La liste des participants, que j'espère correcte se trouve sur un blog dédié à ce seul usage http://rendezvousdesvases.blogspot.com pour simplifier les choses pour les participants
11 commentaires:
Un beau texte, sans sensiblerie, chantant, évident de pudeur , en recherche d'amour.
délicat et touchant - suis ravie
Château de chambres... oui, visites vers autrefois.
@ brigetoun : très beau, votre texte + photos.
La vie est un pêle-mêle.
grand merci pour les deux, Dominique - sommes presque jumelles, enfin presque
Presque jumelles dans ce pêle-mêle...
Comme un livre de chevet qui se lit dans l'intimité et dans la solitude. Fort bien inspiré ce texte nous ouvre de belles avenues pour poursuivre le rêve. Et j'imagine la délicatesse de ce papier Vélin bien blanc sous lequel on place une feuille barrée de lignes bleu foncé...

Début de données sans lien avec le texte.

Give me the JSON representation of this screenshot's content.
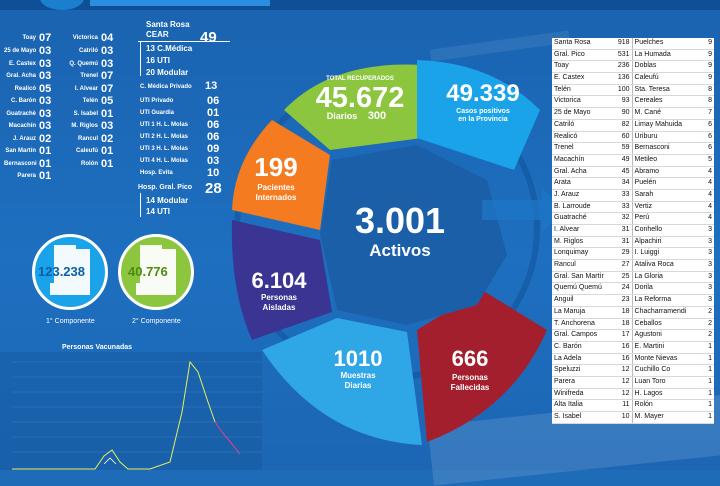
{
  "colors": {
    "background": "#1e6bb8",
    "recovered": "#8cc63f",
    "positives": "#1aa3e8",
    "internados": "#f47b20",
    "aisladas": "#3a3592",
    "muestras": "#2fa6e6",
    "fallecidas": "#a31f2d",
    "activos_center": "#1b5fa8"
  },
  "city_counts": [
    {
      "name": "Toay",
      "value": "07"
    },
    {
      "name": "Victorica",
      "value": "04"
    },
    {
      "name": "25 de Mayo",
      "value": "03"
    },
    {
      "name": "Catriló",
      "value": "03"
    },
    {
      "name": "E. Castex",
      "value": "03"
    },
    {
      "name": "Q. Quemú",
      "value": "03"
    },
    {
      "name": "Gral. Acha",
      "value": "03"
    },
    {
      "name": "Trenel",
      "value": "07"
    },
    {
      "name": "Realicó",
      "value": "05"
    },
    {
      "name": "I. Alvear",
      "value": "07"
    },
    {
      "name": "C. Barón",
      "value": "03"
    },
    {
      "name": "Telén",
      "value": "05"
    },
    {
      "name": "Guatrachè",
      "value": "03"
    },
    {
      "name": "S. Isabel",
      "value": "01"
    },
    {
      "name": "Macachín",
      "value": "03"
    },
    {
      "name": "M. Riglos",
      "value": "03"
    },
    {
      "name": "J. Arauz",
      "value": "02"
    },
    {
      "name": "Rancul",
      "value": "02"
    },
    {
      "name": "San Martín",
      "value": "01"
    },
    {
      "name": "Caleufú",
      "value": "01"
    },
    {
      "name": "Bernasconi",
      "value": "01"
    },
    {
      "name": "Rolón",
      "value": "01"
    },
    {
      "name": "Parera",
      "value": "01"
    }
  ],
  "santa_rosa": {
    "title": "Santa Rosa",
    "subtitle": "CEAR",
    "total": "49",
    "items": [
      "13 C.Médica",
      "16 UTI",
      "20 Modular"
    ]
  },
  "cm_privado": {
    "label": "C. Médica Privado",
    "value": "13"
  },
  "uti_rows": [
    {
      "label": "UTI Privado",
      "value": "06"
    },
    {
      "label": "UTI Guardia",
      "value": "01"
    },
    {
      "label": "UTI 1 H. L. Molas",
      "value": "06"
    },
    {
      "label": "UTI 2 H. L. Molas",
      "value": "06"
    },
    {
      "label": "UTI 3 H. L. Molas",
      "value": "09"
    },
    {
      "label": "UTI 4 H. L. Molas",
      "value": "03"
    },
    {
      "label": "Hosp. Evita",
      "value": "10"
    }
  ],
  "gral_pico": {
    "title": "Hosp. Gral. Pico",
    "total": "28",
    "items": [
      "14 Modular",
      "14 UTI"
    ]
  },
  "components": [
    {
      "value": "123.238",
      "label": "1° Componente"
    },
    {
      "value": "40.776",
      "label": "2° Componente"
    }
  ],
  "vaccinated_chart": {
    "title": "Personas Vacunadas"
  },
  "ring": {
    "recovered": {
      "title": "TOTAL RECUPERADOS",
      "value": "45.672",
      "daily_label": "Diarios",
      "daily": "300"
    },
    "positives": {
      "value": "49.339",
      "label1": "Casos positivos",
      "label2": "en la Provincia"
    },
    "internados": {
      "value": "199",
      "label1": "Pacientes",
      "label2": "Internados"
    },
    "aisladas": {
      "value": "6.104",
      "label1": "Personas",
      "label2": "Aisladas"
    },
    "muestras": {
      "value": "1010",
      "label1": "Muestras",
      "label2": "Diarias"
    },
    "fallecidas": {
      "value": "666",
      "label1": "Personas",
      "label2": "Fallecidas"
    },
    "activos": {
      "value": "3.001",
      "label": "Activos"
    }
  },
  "table": [
    [
      "Santa Rosa",
      "918",
      "Puelches",
      "9"
    ],
    [
      "Gral. Pico",
      "531",
      "La Humada",
      "9"
    ],
    [
      "Toay",
      "236",
      "Doblas",
      "9"
    ],
    [
      "E. Castex",
      "136",
      "Caleufú",
      "9"
    ],
    [
      "Telén",
      "100",
      "Sta. Teresa",
      "8"
    ],
    [
      "Victorica",
      "93",
      "Cereales",
      "8"
    ],
    [
      "25 de Mayo",
      "90",
      "M. Cané",
      "7"
    ],
    [
      "Catriló",
      "82",
      "Limay Mahuida",
      "6"
    ],
    [
      "Realicó",
      "60",
      "Uriburu",
      "6"
    ],
    [
      "Trenel",
      "59",
      "Bernasconi",
      "6"
    ],
    [
      "Macachín",
      "49",
      "Metileo",
      "5"
    ],
    [
      "Gral. Acha",
      "45",
      "Abramo",
      "4"
    ],
    [
      "Arata",
      "34",
      "Puelén",
      "4"
    ],
    [
      "J. Arauz",
      "33",
      "Sarah",
      "4"
    ],
    [
      "B. Larroude",
      "33",
      "Vertiz",
      "4"
    ],
    [
      "Guatraché",
      "32",
      "Perú",
      "4"
    ],
    [
      "I. Alvear",
      "31",
      "Conhello",
      "3"
    ],
    [
      "M. Riglos",
      "31",
      "Alpachiri",
      "3"
    ],
    [
      "Lonquimay",
      "29",
      "I. Luiggi",
      "3"
    ],
    [
      "Rancul",
      "27",
      "Ataliva Roca",
      "3"
    ],
    [
      "Gral. San Martín",
      "25",
      "La Gloria",
      "3"
    ],
    [
      "Quemú Quemú",
      "24",
      "Dorila",
      "3"
    ],
    [
      "Anguil",
      "23",
      "La Reforma",
      "3"
    ],
    [
      "La Maruja",
      "18",
      "Chacharramendi",
      "2"
    ],
    [
      "T. Anchorena",
      "18",
      "Ceballos",
      "2"
    ],
    [
      "Gral. Campos",
      "17",
      "Agustoni",
      "2"
    ],
    [
      "C. Barón",
      "16",
      "E. Martini",
      "1"
    ],
    [
      "La Adela",
      "16",
      "Monte Nievas",
      "1"
    ],
    [
      "Speluzzi",
      "12",
      "Cuchillo Co",
      "1"
    ],
    [
      "Parera",
      "12",
      "Luan Toro",
      "1"
    ],
    [
      "Winifreda",
      "12",
      "H. Lagos",
      "1"
    ],
    [
      "Alta Italia",
      "11",
      "Rolón",
      "1"
    ],
    [
      "S. Isabel",
      "10",
      "M. Mayer",
      "1"
    ]
  ]
}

Paumée, c'est une expérience comme la lecture des Essais, avec les inventions humaines qui offrent la possibilité de partager dans le temps, et se montrer comme on est, et être une femme. Nous sommes tous tellement masqués !
C'est vrai, nous partageons une voix, au-delà des mots, un genre d'évidence.
merci pour Sabine - j'ai de la chance
C'est moi qui ai de la chance, merci Brigitte d'être chez moi.